La veneración de su cuerpo comenzó desde el
mismo momento de su muerte. Enterrada en el cementerio de la Minerva, poco
después, en 1383, fray Raimundo de Capua hizo depositar sus restos en un
sepulcro marmóreo dentro de la iglesia. En 1430, san Antonino, que era prior de
la Minerva, para honrarla más especialmente, pasó su sepulcro a la capilla del
Rosario y, finalmente, en 1855, Pío IX hizo trasladar el sarcófago al altar
mayor donde hoy se venera. Desgraciadamente, el pequeño cuerpo macerado de la
santa no ha sido respetado por sus fieles seguidores y ha sufrido mutilaciones
múltiples para apropiarse de reliquias.

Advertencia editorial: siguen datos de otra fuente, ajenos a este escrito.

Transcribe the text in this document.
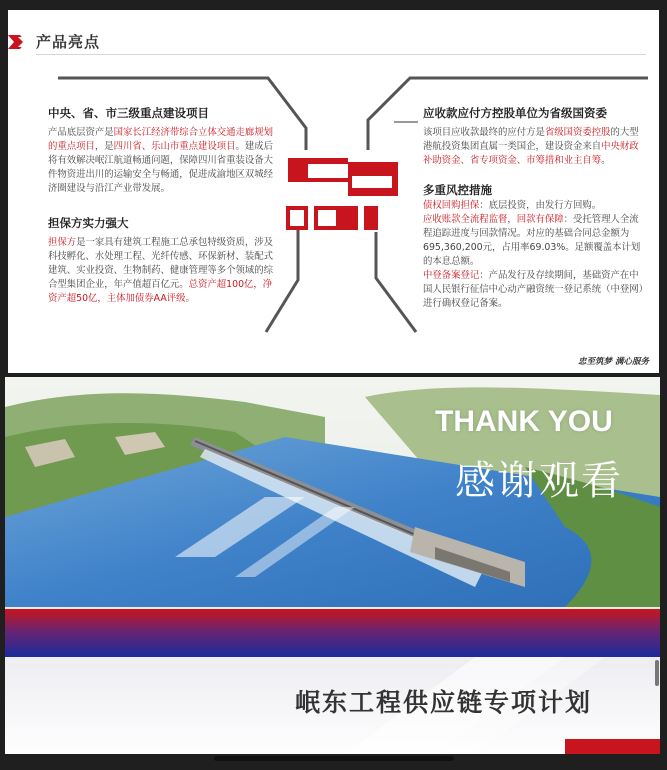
产品亮点
中央、省、市三级重点建设项目

产品底层资产是国家长江经济带综合立体交通走廊规划的重点项目，是四川省、乐山市重点建设项目。建成后将有效解决岷江航道畅通问题，保障四川省重装设备大件物资进出川的运输安全与畅通，促进成渝地区双城经济圈建设与沿江产业带发展。

担保方实力强大

担保方是一家具有建筑工程施工总承包特级资质，涉及科技孵化、水处理工程、光纤传感、环保新材、装配式建筑、实业投资、生物制药、健康管理等多个领域的综合型集团企业，年产值超百亿元。总资产超100亿，净资产超50亿，主体加债券AA评级。

应收款应付方控股单位为省级国资委

该项目应收款最终的应付方是省级国资委控股的大型港航投资集团直属一类国企，建设资金来自中央财政补助资金、省专项资金、市筹措和业主自筹。

多重风控措施

债权回购担保：底层投资，由发行方回购。

应收账款全流程监督，回款有保障：受托管理人全流程追踪进度与回款情况。对应的基础合同总金额为695,360,200元，占用率69.03%。足额覆盖本计划的本息总额。

中登备案登记：产品发行及存续期间，基础资产在中国人民银行征信中心动产融资统一登记系统（中登网）进行确权登记备案。

忠至筑梦 满心服务
THANK YOU
感谢观看
岷东工程供应链专项计划
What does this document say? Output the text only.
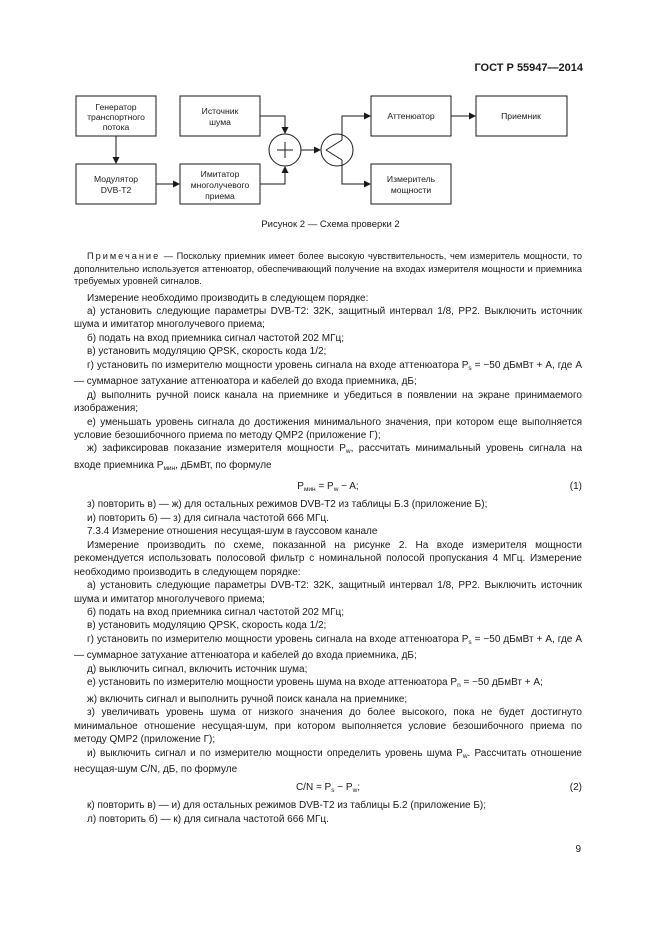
ГОСТ Р 55947—2014
Генератор
транспортного
потока
Источник
шума
Модулятор
DVB-T2
Имитатор
многолучевого
приема
Аттенюатор	Приемник
Измеритель
мощности
Рисунок 2 — Схема проверки 2
Примечание — Поскольку приемник имеет более высокую чувствительность, чем измеритель мощности, то дополнительно используется аттенюатор, обеспечивающий получение на входах измерителя мощности и приемника требуемых уровней сигналов.
Измерение необходимо производить в следующем порядке:
а) установить следующие параметры DVB-T2: 32K, защитный интервал 1/8, PP2. Выключить источник шума и имитатор многолучевого приема;
б) подать на вход приемника сигнал частотой 202 МГц;
в) установить модуляцию QPSK, скорость кода 1/2;
г) установить по измерителю мощности уровень сигнала на входе аттенюатора $P_s = -50$ дБмВт + A, где A — суммарное затухание аттенюатора и кабелей до входа приемника, дБ;
д) выполнить ручной поиск канала на приемнике и убедиться в появлении на экране принимаемого изображения;
е) уменьшать уровень сигнала до достижения минимального значения, при котором еще выполняется условие безошибочного приема по методу QMP2 (приложение Г);
ж) зафиксировав показание измерителя мощности $P_w$, рассчитать минимальный уровень сигнала на входе приемника $P_{мин}$, дБмВт, по формуле
$P_{мин} = P_w - A$;	(1)
з) повторить в) — ж) для остальных режимов DVB-T2 из таблицы Б.3 (приложение Б);
и) повторить б) — з) для сигнала частотой 666 МГц.
7.3.4 Измерение отношения несущая-шум в гауссовом канале
Измерение производить по схеме, показанной на рисунке 2. На входе измерителя мощности рекомендуется использовать полосовой фильтр с номинальной полосой пропускания 4 МГц. Измерение необходимо производить в следующем порядке:
а) установить следующие параметры DVB-T2: 32K, защитный интервал 1/8, PP2. Выключить источник шума и имитатор многолучевого приема;
б) подать на вход приемника сигнал частотой 202 МГц;
в) установить модуляцию QPSK, скорость кода 1/2;
г) установить по измерителю мощности уровень сигнала на входе аттенюатора $P_s = -50$ дБмВт + A, где A — суммарное затухание аттенюатора и кабелей до входа приемника, дБ;
д) выключить сигнал, включить источник шума;
е) установить по измерителю мощности уровень шума на входе аттенюатора $P_n = -50$ дБмВт + A;
ж) включить сигнал и выполнить ручной поиск канала на приемнике;
з) увеличивать уровень шума от низкого значения до более высокого, пока не будет достигнуто минимальное отношение несущая-шум, при котором выполняется условие безошибочного приема по методу QMP2 (приложение Г);
и) выключить сигнал и по измерителю мощности определить уровень шума $P_w$. Рассчитать отношение несущая-шум C/N, дБ, по формуле
$C/N = P_s - P_w$;	(2)
к) повторить в) — и) для остальных режимов DVB-T2 из таблицы Б.2 (приложение Б);
л) повторить б) — к) для сигнала частотой 666 МГц.
9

Si su cuerpo está en Santa María sopra
Minerva de Roma, su cabeza se venera en un relicario en la iglesia de Santo
Domingo de Siena, trasladada allí por el mismo fray Raimundo de Capua en 1383.
¿Qué
nos dice hoy santa Catalina, una mujer del siglo XIV? Evidentemente no estamos
ante una cristiana «ordinaria». Situada en el círculo restringido de los
grandes místicos de la Iglesia, goza de unos favores divinos difíciles de
alcanzar por el común denominador de los creyentes: visiones, coloquios de
amor, estigmas, ciencia infusa, matrimonio espiritual... Toda una sucesión de
hechos extraordinarios jalonados en una vida fundida en Dios. Los
últimos meses de su vida vivía sostenida casi exclusivamente de la Eucaristía,
su único alimento.
¿Qué podemos
encontrar pues en ella? Me sería difícil sintetizar en pocas palabras una
figura tan compleja y rica de matices. Pero lo resumiré en estas breves pinceladas.
Santa Catalina de Siena fue una infatigable luchadora por la paz y una
combatiente de la fe en un mundo convulso y violento como fue el suyo, y como
lo es el nuestro. Y un ejemplo vivo de amor a Cristo y a la Iglesia, devoción
viva a la Virgen María, adhesión filial al Papa, y entrega y dedicación generosa
a los pobres y a los más débiles. Un programa sencillo que todos podemos, y
debemos, seguir para lograr nuestra propia vida de santidad, con el apoyo e
intercesión de santa Catalina de Siena.